I took a shot at a squirrel last week with a .22 and a big doe blew at me from about twenty feet away (didn't even see her till then). About ten minutes later a good sized buck stood on the path and watched me for awhile. I had bowhunted all morning in the area and didn't see anything that close. It must be Gods way of keeping us humble. ;)

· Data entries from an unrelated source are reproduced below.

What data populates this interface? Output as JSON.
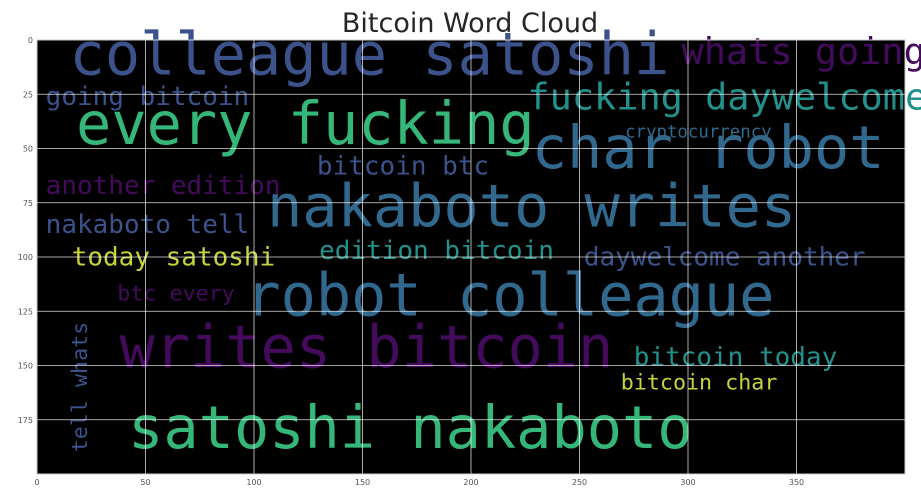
{
  "chart_data": {
    "type": "wordcloud",
    "title": "Bitcoin Word Cloud",
    "xlim": [
      0,
      400
    ],
    "ylim": [
      200,
      0
    ],
    "xticks": [
      0,
      50,
      100,
      150,
      200,
      250,
      300,
      350
    ],
    "yticks": [
      0,
      25,
      50,
      75,
      100,
      125,
      150,
      175
    ],
    "grid": true,
    "background": "#000000",
    "colors": {
      "purple": "#440a5c",
      "blue": "#3b528b",
      "teal": "#21918c",
      "green": "#35b779",
      "yellow": "#c8d33a",
      "slate": "#31688e"
    },
    "words": [
      {
        "text": "colleague satoshi",
        "x": 15,
        "y": 16,
        "size": 27,
        "color": "blue"
      },
      {
        "text": "whats going",
        "x": 297,
        "y": 11,
        "size": 17,
        "color": "purple"
      },
      {
        "text": "going bitcoin",
        "x": 4,
        "y": 30,
        "size": 12,
        "color": "blue"
      },
      {
        "text": "fucking daywelcome",
        "x": 226,
        "y": 32,
        "size": 17,
        "color": "teal"
      },
      {
        "text": "every fucking",
        "x": 18,
        "y": 48,
        "size": 27,
        "color": "green"
      },
      {
        "text": "char robot",
        "x": 228,
        "y": 59,
        "size": 27,
        "color": "slate"
      },
      {
        "text": "cryptocurrency",
        "x": 271,
        "y": 45,
        "size": 8,
        "color": "slate"
      },
      {
        "text": "bitcoin btc",
        "x": 129,
        "y": 62,
        "size": 12,
        "color": "blue"
      },
      {
        "text": "another edition",
        "x": 4,
        "y": 71,
        "size": 12,
        "color": "purple"
      },
      {
        "text": "nakaboto writes",
        "x": 106,
        "y": 86,
        "size": 27,
        "color": "slate"
      },
      {
        "text": "nakaboto tell",
        "x": 4,
        "y": 89,
        "size": 12,
        "color": "blue"
      },
      {
        "text": "edition bitcoin",
        "x": 130,
        "y": 101,
        "size": 12,
        "color": "teal"
      },
      {
        "text": "today satoshi",
        "x": 16,
        "y": 104,
        "size": 12,
        "color": "yellow"
      },
      {
        "text": "daywelcome another",
        "x": 252,
        "y": 104,
        "size": 12,
        "color": "blue"
      },
      {
        "text": "btc every",
        "x": 37,
        "y": 120,
        "size": 10,
        "color": "purple"
      },
      {
        "text": "robot colleague",
        "x": 96,
        "y": 127,
        "size": 27,
        "color": "slate"
      },
      {
        "text": "writes bitcoin",
        "x": 38,
        "y": 151,
        "size": 27,
        "color": "purple"
      },
      {
        "text": "bitcoin today",
        "x": 275,
        "y": 150,
        "size": 12,
        "color": "teal"
      },
      {
        "text": "bitcoin char",
        "x": 269,
        "y": 161,
        "size": 10,
        "color": "yellow"
      },
      {
        "text": "satoshi nakaboto",
        "x": 42,
        "y": 188,
        "size": 27,
        "color": "green"
      },
      {
        "text": "tell whats",
        "x": 23,
        "y": 190,
        "size": 10,
        "color": "blue",
        "rotate": true
      }
    ]
  }
}
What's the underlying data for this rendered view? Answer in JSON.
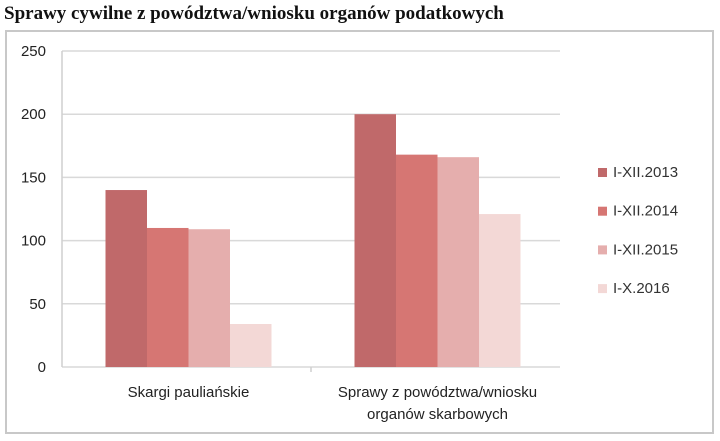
{
  "chart_data": {
    "type": "bar",
    "title": "Sprawy cywilne z powództwa/wniosku organów podatkowych",
    "categories": [
      [
        "Skargi pauliańskie"
      ],
      [
        "Sprawy z powództwa/wniosku",
        "organów skarbowych"
      ]
    ],
    "series": [
      {
        "name": "I-XII.2013",
        "values": [
          140,
          200
        ],
        "color": "#C0696A"
      },
      {
        "name": "I-XII.2014",
        "values": [
          110,
          168
        ],
        "color": "#D67673"
      },
      {
        "name": "I-XII.2015",
        "values": [
          109,
          166
        ],
        "color": "#E5AEAD"
      },
      {
        "name": "I-X.2016",
        "values": [
          34,
          121
        ],
        "color": "#F3D8D6"
      }
    ],
    "ylim": [
      0,
      250
    ],
    "yticks": [
      0,
      50,
      100,
      150,
      200,
      250
    ],
    "xlabel": "",
    "ylabel": "",
    "grid": true,
    "legend": "right"
  }
}
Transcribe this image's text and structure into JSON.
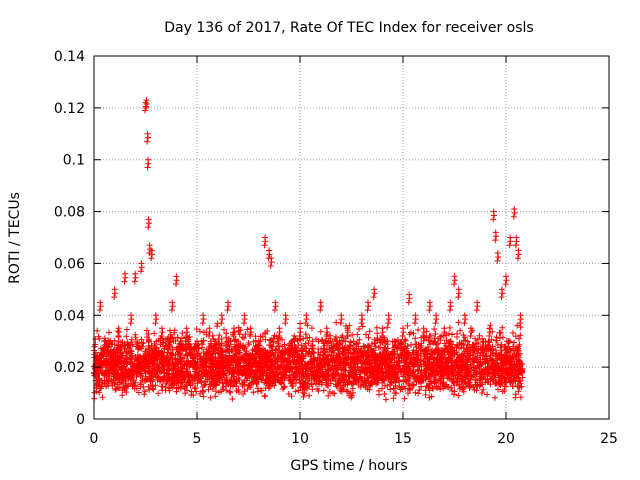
{
  "chart_data": {
    "type": "scatter",
    "title": "Day 136 of 2017, Rate Of TEC Index for receiver osls",
    "xlabel": "GPS time / hours",
    "ylabel": "ROTI / TECUs",
    "xlim": [
      0,
      25
    ],
    "ylim": [
      0,
      0.14
    ],
    "x_ticks": [
      "0",
      "5",
      "10",
      "15",
      "20",
      "25"
    ],
    "y_ticks": [
      "0",
      "0.02",
      "0.04",
      "0.06",
      "0.08",
      "0.1",
      "0.12",
      "0.14"
    ],
    "grid": true,
    "marker": "+",
    "color": "#ff0000",
    "series": [
      {
        "x": [
          0.1,
          0.3,
          0.5,
          0.8,
          1.0,
          1.2,
          1.5,
          1.8,
          2.0,
          2.3,
          2.5,
          2.55,
          2.6,
          2.62,
          2.65,
          2.7,
          2.8,
          3.0,
          3.3,
          3.6,
          3.8,
          4.0,
          4.2,
          4.5,
          4.8,
          5.0,
          5.3,
          5.6,
          5.9,
          6.2,
          6.5,
          6.8,
          7.0,
          7.3,
          7.6,
          8.0,
          8.3,
          8.5,
          8.6,
          8.8,
          9.0,
          9.3,
          9.6,
          10.0,
          10.3,
          10.6,
          11.0,
          11.3,
          11.6,
          12.0,
          12.3,
          12.6,
          13.0,
          13.3,
          13.6,
          14.0,
          14.3,
          14.6,
          15.0,
          15.3,
          15.6,
          16.0,
          16.3,
          16.6,
          17.0,
          17.3,
          17.5,
          17.7,
          18.0,
          18.3,
          18.6,
          19.0,
          19.2,
          19.4,
          19.5,
          19.6,
          19.8,
          20.0,
          20.2,
          20.4,
          20.5,
          20.6,
          20.7
        ],
        "y": [
          0.02,
          0.045,
          0.03,
          0.025,
          0.05,
          0.035,
          0.056,
          0.04,
          0.056,
          0.06,
          0.122,
          0.123,
          0.11,
          0.1,
          0.077,
          0.067,
          0.065,
          0.04,
          0.035,
          0.03,
          0.045,
          0.055,
          0.03,
          0.035,
          0.025,
          0.03,
          0.04,
          0.035,
          0.03,
          0.04,
          0.045,
          0.035,
          0.03,
          0.04,
          0.035,
          0.03,
          0.07,
          0.065,
          0.062,
          0.045,
          0.035,
          0.04,
          0.03,
          0.035,
          0.04,
          0.03,
          0.045,
          0.035,
          0.03,
          0.04,
          0.035,
          0.03,
          0.04,
          0.045,
          0.05,
          0.035,
          0.04,
          0.03,
          0.035,
          0.048,
          0.04,
          0.035,
          0.045,
          0.04,
          0.035,
          0.045,
          0.055,
          0.05,
          0.04,
          0.035,
          0.045,
          0.03,
          0.035,
          0.08,
          0.072,
          0.064,
          0.05,
          0.055,
          0.07,
          0.081,
          0.07,
          0.065,
          0.04
        ]
      }
    ]
  }
}
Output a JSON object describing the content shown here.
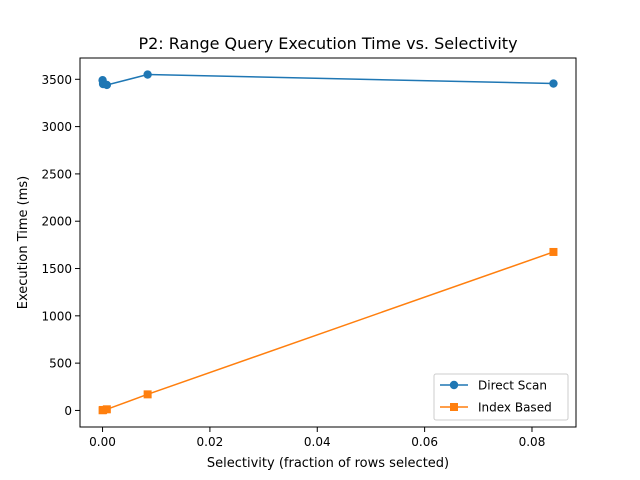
{
  "chart_data": {
    "type": "line",
    "title": "P2: Range Query Execution Time vs. Selectivity",
    "xlabel": "Selectivity (fraction of rows selected)",
    "ylabel": "Execution Time (ms)",
    "xlim": [
      -0.0042,
      0.0882
    ],
    "ylim": [
      -175,
      3725
    ],
    "xticks": [
      0.0,
      0.02,
      0.04,
      0.06,
      0.08
    ],
    "xtick_labels": [
      "0.00",
      "0.02",
      "0.04",
      "0.06",
      "0.08"
    ],
    "yticks": [
      0,
      500,
      1000,
      1500,
      2000,
      2500,
      3000,
      3500
    ],
    "ytick_labels": [
      "0",
      "500",
      "1000",
      "1500",
      "2000",
      "2500",
      "3000",
      "3500"
    ],
    "grid": false,
    "legend_position": "lower right",
    "series": [
      {
        "name": "Direct Scan",
        "color": "#1f77b4",
        "marker": "circle",
        "x": [
          1e-05,
          0.0001,
          0.0008,
          0.0084,
          0.084
        ],
        "y": [
          3490,
          3450,
          3440,
          3550,
          3455
        ]
      },
      {
        "name": "Index Based",
        "color": "#ff7f0e",
        "marker": "square",
        "x": [
          1e-05,
          0.0001,
          0.0008,
          0.0084,
          0.084
        ],
        "y": [
          2,
          5,
          12,
          170,
          1675
        ]
      }
    ]
  }
}
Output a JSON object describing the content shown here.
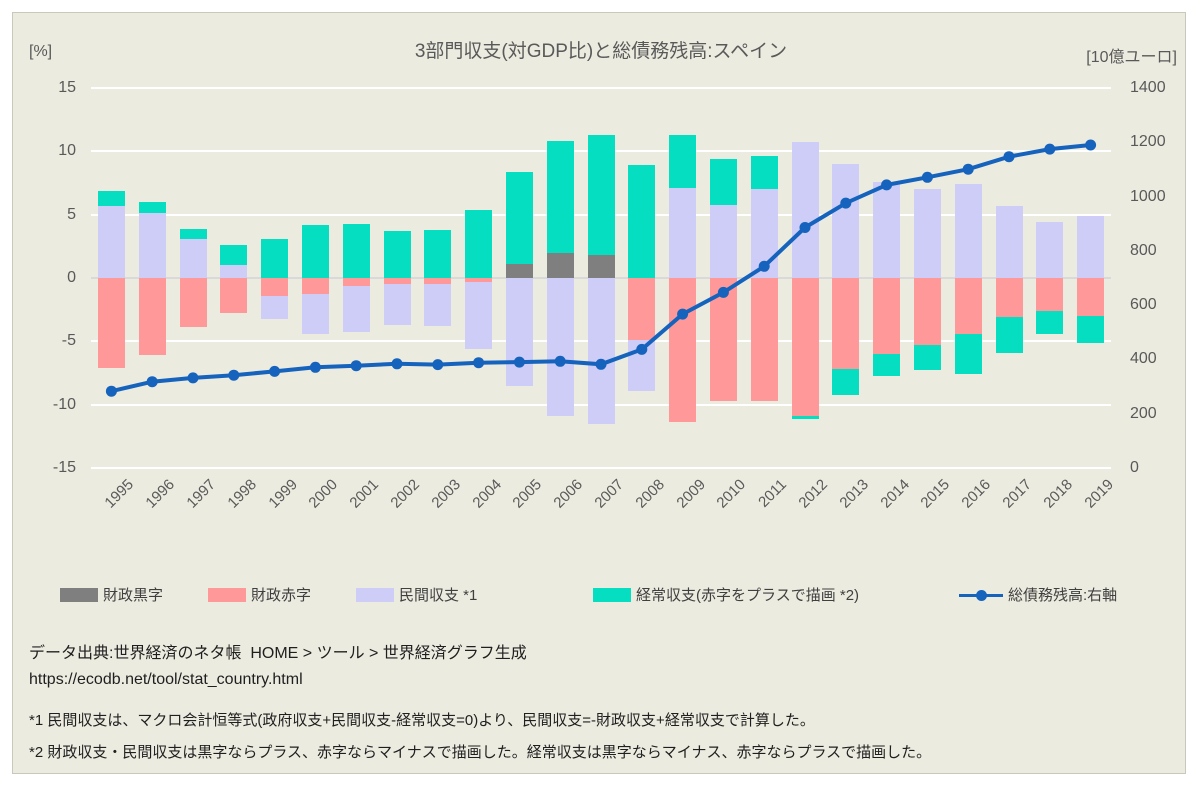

November 15, 2001, 11:43 AM
Oh I know where the deer are-in general. The population in the area I hunt is deep in cover (mountain laurel or rhododendron), and rifle season hasn't even started yet! Trick is, there is no way to approach them quietly, and their feeding pattern seems to be early evening (after dusk) only, with the deer back in cover way before daylight. I'm thinking about changing my strategy and hunting water sources due to the dry year. The area I've been hunting experience relatively low pressure, but it is public land. Mast acorns are widely available, as is cover. This makes patterning difficult; if deer are disturbed in the slightest, they simply move to any number of substitute cover or feeding locations. My scouting consists of lots of hiking, usually during bow season or while squirrel hunting (I can't stand scouting w/o a gun in hand). The problem is how frequently the patterns change as the seasons progress. Kudos to you guys who figure your areas out!
(Poodleshooter considers going back to hunting geese...)
November 20, 2001, 12:56 AM
Get you some good looking yuppie camper hiking gear. Deer, Turkey and other assorted critters pay no attention to these people other than to gawk at the latest fashions. You would also do well to design a 12 guage walking stick. You will spend many successful days bagging game with this combination.
Make sure the wifey dresses as the "Soccer Mom". Deer pay no attention to these ladies either but are rather intent on looking for the smarty aleck children who usually accompany these moms from suburbia. A good distraction technique to harvest game.